3. Embedded AI — Battery State of Charge using Machine Learning
🌈 Abstract
The article discusses the use of machine learning (ML) models to accurately estimate the state of charge (SOC) of Li-ion batteries, which is crucial for energy management in embedded devices. It explores various ML approaches, including shallow neural networks, deep learning, support vector machines, and Gaussian process regression, and their suitability for implementation in resource-constrained embedded systems.
🙋 Q&A
[01] Battery State of Charge (SOC) Estimation
1. What is the importance of accurately estimating battery SOC?
- Accurately estimating battery SOC is vital for the energy management of embedded devices.
2. What are the challenges in accurately estimating SOC?
- The complex behavior of Li-ion batteries, influenced by factors such as temperature, battery health, and SOC itself, makes accurate SOC estimation challenging.
- Traditional methods like electrochemical models require precise parameters and in-depth understanding of the battery's composition and physical characteristics.
3. How can machine learning (ML) models help in SOC estimation?
- ML models offer a data-driven approach that simplifies SOC estimation by requiring less detailed knowledge about the battery's behavior, making them suitable for implementation in embedded systems.
4. What is the objective of developing an ML model for SOC estimation?
- The objective is to develop an ML model that can accurately predict the SOC of a battery based on its voltage, current, temperature, and time, and can generalize well across different operating conditions and battery states to ensure reliable SOC estimation in real-time applications.
[02] Data Preprocessing
1. What dataset is used for training and testing the ML models?
- The dataset used is the Digital Commons Data for the LG 18650HG2 Li-ion Battery, published by McMaster University.
2. How is the data preprocessed?
- The data is downloaded and extracted from MATLAB format (
.mat
) files. - The training and test data are separated based on the ambient temperature conditions.
- The data is resampled by taking every 100th point, and new moving averages are computed for the average voltage and average current predictors using the last 5 samples for each point.
- The preprocessed data is saved in CSV format for easier handling.
3. What are the shapes of the preprocessed training and test datasets?
- The training data shape after resampling is
(5, 6700)
forX
and(1, 6700)
forY
. - The test data shapes after resampling vary for different ambient temperatures, ranging from
(5, 393)
to(5, 476)
forX
and(1, 393)
to(1, 476)
forY
.
[03] Machine Learning Approaches
1. What are the four prominent machine learning approaches discussed for battery SOC and SOH estimation?
- Shallow neural networks (SNN)
- Deep learning (DL) models, such as deep neural networks (DNNs) and convolutional neural networks (CNNs)
- Support vector machines (SVM)
- Gaussian process regression (GPR)
2. What are the key characteristics and suitability of each approach for embedded applications?
- Shallow neural networks (SNN): Relatively simple structure, requiring less computational power and memory, making them well-suited for real-time SOC and SOH estimation in resource-constrained embedded devices.

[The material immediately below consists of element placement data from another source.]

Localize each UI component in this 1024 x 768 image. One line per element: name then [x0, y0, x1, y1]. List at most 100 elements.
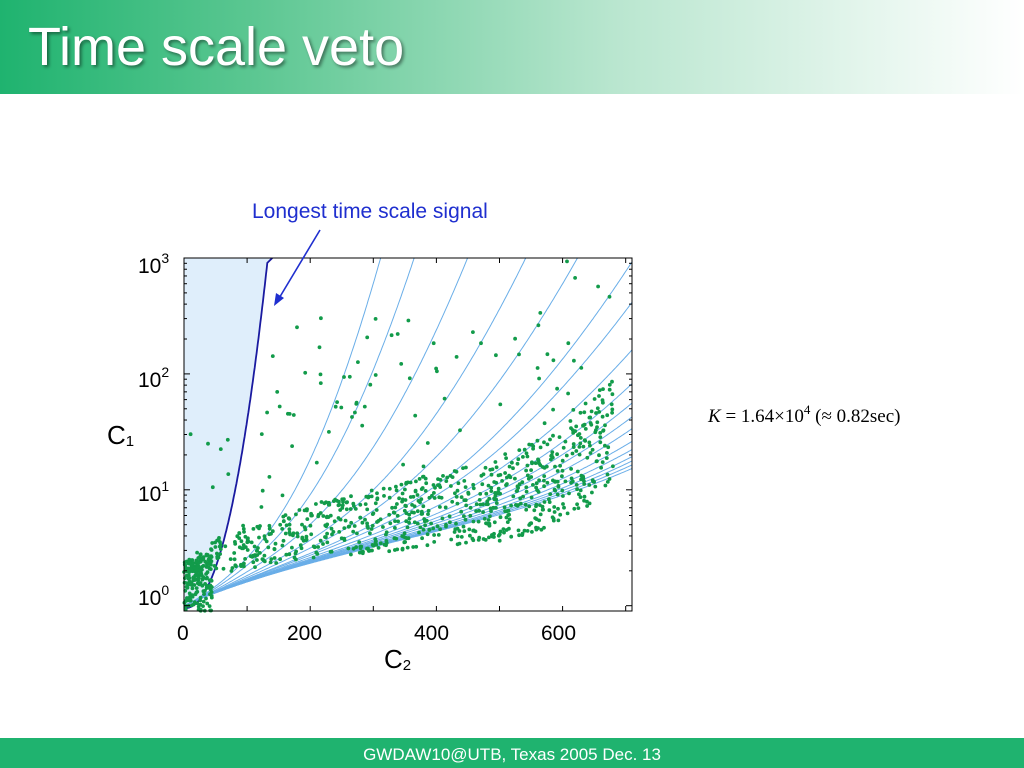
scatter-point: [403, 487, 407, 492]
scatter-point: [294, 557, 298, 562]
scatter-point: [319, 316, 323, 321]
scatter-point: [556, 485, 561, 489]
scatter-point: [603, 443, 607, 448]
scatter-point: [363, 517, 367, 522]
scatter-point: [582, 479, 586, 483]
scatter-point: [605, 451, 609, 455]
scatter-point: [318, 511, 323, 515]
scatter-point: [269, 557, 274, 561]
scatter-point: [601, 428, 606, 433]
scatter-point: [373, 501, 378, 506]
scatter-point: [603, 483, 608, 488]
scatter-point: [578, 495, 583, 499]
scatter-point: [538, 445, 543, 450]
scatter-point: [542, 484, 546, 489]
scatter-point: [478, 502, 483, 507]
scatter-point: [366, 495, 371, 500]
scatter-point: [213, 540, 218, 545]
scatter-point: [502, 530, 506, 535]
scatter-point: [429, 521, 433, 526]
scatter-point: [569, 476, 574, 481]
scatter-point: [216, 537, 221, 542]
scatter-point: [498, 402, 503, 407]
scatter-point: [483, 538, 488, 542]
scatter-point: [204, 553, 209, 558]
scatter-point: [251, 527, 256, 531]
scatter-point: [542, 478, 546, 483]
scatter-point: [414, 479, 418, 484]
scatter-point: [449, 537, 454, 542]
scatter-point: [242, 564, 246, 569]
scatter-point: [610, 407, 615, 412]
scatter-point: [312, 545, 317, 550]
scatter-point: [204, 576, 209, 581]
scatter-point: [457, 541, 462, 546]
scatter-point: [542, 474, 547, 478]
scatter-point: [416, 499, 421, 503]
scatter-point: [598, 435, 603, 439]
scatter-point: [560, 474, 564, 479]
scatter-point: [241, 523, 246, 528]
scatter-point: [209, 585, 214, 589]
scatter-point: [286, 411, 290, 416]
scatter-point: [557, 435, 562, 439]
scatter-point: [229, 569, 234, 573]
scatter-point: [318, 372, 323, 377]
scatter-point: [527, 523, 532, 527]
scatter-point: [477, 508, 481, 513]
scatter-point: [595, 425, 599, 430]
scatter-point: [476, 538, 481, 542]
scatter-point: [552, 510, 557, 514]
scatter-point: [518, 496, 523, 501]
scatter-point: [315, 552, 320, 556]
scatter-point: [517, 352, 521, 357]
scatter-point: [483, 465, 488, 470]
scatter-point: [194, 586, 199, 590]
scatter-point: [444, 522, 448, 527]
scatter-point: [558, 512, 563, 517]
scatter-point: [374, 508, 379, 512]
scatter-point: [476, 519, 481, 524]
scatter-point: [438, 478, 443, 482]
scatter-point: [480, 482, 485, 487]
scatter-point: [489, 509, 493, 513]
scatter-point: [440, 516, 445, 521]
scatter-point: [571, 442, 576, 446]
scatter-point: [551, 433, 555, 438]
scatter-point: [572, 358, 576, 363]
scatter-point: [459, 495, 464, 499]
scatter-point: [492, 535, 496, 539]
scatter-point: [395, 513, 400, 518]
scatter-point: [241, 527, 246, 531]
scatter-point: [189, 563, 194, 568]
scatter-point: [225, 437, 230, 442]
scatter-point: [471, 528, 476, 533]
scatter-point: [354, 400, 359, 405]
scatter-point: [585, 504, 589, 508]
scatter-point: [381, 486, 386, 491]
scatter-point: [184, 585, 189, 589]
scatter-point: [611, 464, 615, 469]
scatter-point: [547, 497, 551, 502]
scatter-point: [206, 561, 211, 566]
scatter-point: [218, 543, 223, 547]
scatter-point: [498, 515, 503, 520]
scatter-point: [509, 503, 513, 508]
scatter-point: [570, 428, 575, 432]
scatter-point: [373, 373, 378, 377]
scatter-point: [579, 366, 584, 370]
scatter-point: [482, 516, 487, 521]
scatter-point: [408, 480, 413, 485]
scatter-point: [237, 531, 242, 536]
scatter-point: [399, 482, 404, 487]
scatter-point: [582, 422, 587, 427]
scatter-point: [362, 404, 367, 409]
scatter-point: [218, 447, 223, 451]
scatter-point: [209, 548, 214, 552]
scatter-point: [241, 546, 246, 551]
scatter-point: [198, 552, 203, 557]
scatter-point: [521, 455, 525, 459]
scatter-point: [351, 529, 356, 534]
scatter-point: [196, 575, 201, 580]
scatter-point: [447, 514, 452, 519]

- Deep learning (DL) models: Can capture complex patterns and interactions, providing highly accurate estimates, but require more computational resources and memory, which can be a constraint for some embedded systems.
- Support vector machines (SVM): Effectively handle high-dimensional data, are robust to overfitting, and have relatively low computational requirements, making them suitable for embedded applications.
- Gaussian process regression (GPR): Provides not only predictions but also uncertainty estimates, making it useful for modeling the underlying uncertainties in battery behavior, but can be computationally intensive, requiring efficient implementations for real-time embedded applications.
3. Why is the GPR model selected for implementation?
- GPR is a flexible, non-parametric, and probabilistic approach that can model the underlying uncertainties in the battery's behavior due to varying operating conditions and aging.
- GPR models can be updated with new data, making them adaptable to changes over the battery's lifecycle.
- While GPR can be computationally intensive, the article mentions that the processing can be done off-device, and the trained model can be deployed once optimized.
[04] Next Steps
1. What is the plan for the next part of the series?
- The next part of the series will focus on training and evaluating the Gaussian process regression (GPR) model for battery SOC prediction.